Expect ownership to take a more active role with the players this year.
"I think we said we accept our share of the responsibility for perhaps not having a more open-door policy," Werner said. "We'll be more present this year. But in the end, I do think more has been written about this than the State of the Union. We're moving on. This is a new chapter. We've accepted some collective and individual responsibility."
Because the Red Sox had a quiet winter by their standards on the Hot Stove front, there have been suggestions that ownership has tightened the purse strings. The Henry-Lucchino-Werner trio takes severe exception to that notion.

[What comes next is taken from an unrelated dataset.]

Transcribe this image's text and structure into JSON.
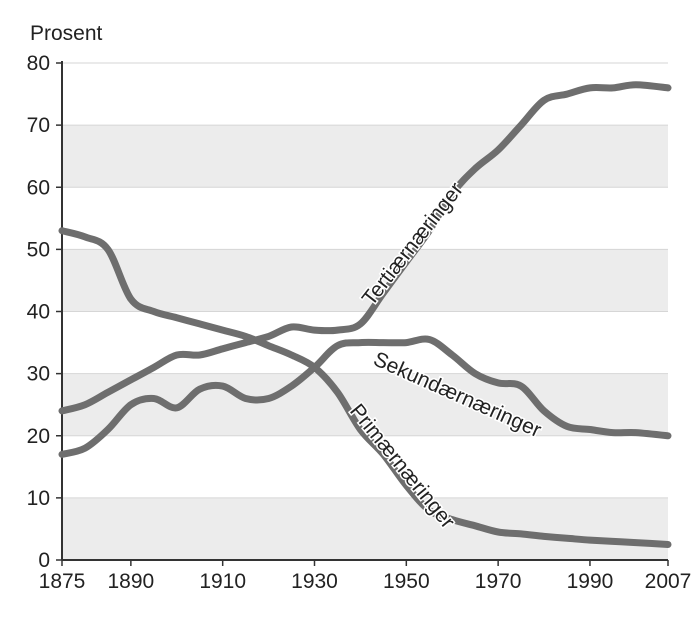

"To answer your question, in terms of 2012, it's only February," Lucchino said. "We're not done. There are things you do during the season that are possibilities of how to improve the club during the season. There's still that option as well. And maybe we should be direct about this. Our payroll is going to be in the $190 million-plus range. I'm pretty confident, if you look at it the way we do, you'll see that. That's a gigantically large commitment, because there's a gigantically large commitment to winning in this organization. If we haven't proved that to you in 10 years, shame on us."
The Red Sox have won two World Series championships during this ownership era, but Boston hasn't won a postseason contest since Game 6 of the 2008 American League Championship Series.
For most of their time as owners, Theo Epstein led the front office while Terry Francona served as manager. The duo of Cherington and Valentine is taking over this season.
"I'm not concerned about the direction of the organization. I feel like we have the right direction," Henry said. "I've heard the term 'new chapter.' I feel sort of like this is the next chapter. There's a real excitement here at camp. It's palpable. It's not just the new facility. There's a real excitement to be back at it again. I'm extremely happy with the leadership of the organization and with the product that we're going to have on the playing field, with the general atmosphere and attitude that was evident this morning."
Speaking of Epstein, do the Red Sox regret the way the compensation was handled? Just this week, Boston received a prospect -- righty Chris Carpenter -- from the Cubs.
"If it's a tough negotiation, both sides are generally a little unhappy with the way it works," Henry said. "The Cubs probably aren't happy with it; we probably aren't happy with it. Given the amount of time that was spent on it, it probably was the appropriate result."
Why didn't the Red Sox resolve the matter before allowing Epstein to move to Chicago?
"I think there was a basic misunderstanding between [Cubs owner] Tom Ricketts and I when we first spoke about it," Henry said. "I really admire Tom Ricketts as an owner. He's one of the best owners in baseball. It's a great organization. We probably had a misunderstanding, at least as far as expectation. There was no real agreement. ... The best way to explain it is [that] we probably had different expectations based on the first conversation as to what was transpiring."
"We have a saying at the Red Sox -- you've heard it before -- 'All's well that ends,'" Lucchino said. "Let's move on -- next issue."